African cotton is currently facing up to competition from subsidised growers in America and Europe, as well as genetically-modified varieties of the crop.
African Cotton Association chairman Iya Mohammed told delegates at last week’s Africa Cotton Congress, “We need to come up with technical committees to improve the competitiveness of African cotton and find strategies since more than 27 million people on the continent survive directly or indirectly through cotton production and its value chain.”
Zimbabwe agriculture, mechanisation and irrigation development deputy minister Seiso Moyo, who also spoke at the conference, urged the country’s cotton industry to maintain the current price of cotton in order to remain competitive.

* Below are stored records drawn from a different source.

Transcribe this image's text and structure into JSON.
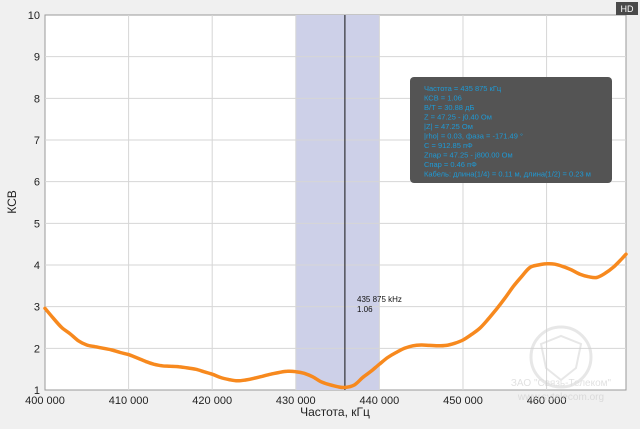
{
  "hd_badge": "HD",
  "watermark": {
    "line1": "ЗАО \"Связь-Телеком\"",
    "line2": "www.svtelecom.org"
  },
  "info_box": {
    "lines": [
      "Частота = 435 875 кГц",
      "КСВ = 1.06",
      "В/Т = 30.88 дБ",
      "Z = 47.25 - j0.40 Ом",
      "|Z| = 47.25 Ом",
      "|rho| = 0.03, фаза = -171.49 °",
      "C = 912.85 пФ",
      "Zпар = 47.25 - j800.00 Ом",
      "Cпар = 0.46 пФ",
      "Кабель: длина(1/4) = 0.11 м, длина(1/2) = 0.23 м"
    ]
  },
  "cursor": {
    "label_freq": "435 875 kHz",
    "label_value": "1.06"
  },
  "colors": {
    "curve": "#f7891e",
    "band": "#cdd0e8",
    "plot_bg": "#ffffff",
    "grid": "#d6d6d6",
    "info_bg": "#545454",
    "info_text": "#1e9ad6"
  },
  "chart_data": {
    "type": "line",
    "title": "",
    "xlabel": "Частота, кГц",
    "ylabel": "КСВ",
    "xlim": [
      400000,
      469500
    ],
    "ylim": [
      1,
      10
    ],
    "x_ticks": [
      400000,
      410000,
      420000,
      430000,
      440000,
      450000,
      460000
    ],
    "x_tick_labels": [
      "400 000",
      "410 000",
      "420 000",
      "430 000",
      "440 000",
      "450 000",
      "460 000"
    ],
    "y_ticks": [
      1,
      2,
      3,
      4,
      5,
      6,
      7,
      8,
      9,
      10
    ],
    "y_tick_labels": [
      "1",
      "2",
      "3",
      "4",
      "5",
      "6",
      "7",
      "8",
      "9",
      "10"
    ],
    "grid": true,
    "highlight_band": [
      430000,
      440000
    ],
    "cursor_x": 435875,
    "series": [
      {
        "x": [
          400000,
          401000,
          402000,
          403000,
          404000,
          405000,
          406000,
          407000,
          408000,
          409000,
          410000,
          411000,
          412000,
          413000,
          414000,
          415000,
          416000,
          417000,
          418000,
          419000,
          420000,
          421000,
          422000,
          423000,
          424000,
          425000,
          426000,
          427000,
          428000,
          429000,
          430000,
          431000,
          432000,
          433000,
          434000,
          435000,
          435875,
          437000,
          438000,
          439000,
          440000,
          441000,
          442000,
          443000,
          444000,
          445000,
          446000,
          447000,
          448000,
          449000,
          450000,
          451000,
          452000,
          453000,
          454000,
          455000,
          456000,
          457000,
          458000,
          459000,
          460000,
          461000,
          462000,
          463000,
          464000,
          465000,
          466000,
          467000,
          468000,
          469000,
          469500
        ],
        "values": [
          2.96,
          2.72,
          2.5,
          2.35,
          2.18,
          2.08,
          2.04,
          2.0,
          1.96,
          1.9,
          1.85,
          1.77,
          1.69,
          1.62,
          1.58,
          1.57,
          1.56,
          1.53,
          1.5,
          1.44,
          1.38,
          1.3,
          1.25,
          1.22,
          1.24,
          1.28,
          1.33,
          1.38,
          1.42,
          1.45,
          1.44,
          1.4,
          1.32,
          1.2,
          1.13,
          1.08,
          1.06,
          1.12,
          1.3,
          1.45,
          1.62,
          1.78,
          1.9,
          2.0,
          2.06,
          2.08,
          2.07,
          2.06,
          2.07,
          2.12,
          2.2,
          2.33,
          2.48,
          2.7,
          2.94,
          3.2,
          3.48,
          3.72,
          3.94,
          4.0,
          4.03,
          4.02,
          3.96,
          3.88,
          3.78,
          3.72,
          3.7,
          3.8,
          3.95,
          4.15,
          4.26
        ]
      }
    ]
  }
}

“I wish to urge the cotton fraternity not to price themselves out of the industry by setting unviable seed cotton prices that would force farmers to invest in alternative cash crops,” said Moyo.
The minister said that cotton production within Zimbabwe had been steadily increasing since the mid-1990s, following the government’s dissolution of the Cotton Marketing Board.
Last year cotton growers in the country added approximately US$200 million to the economy.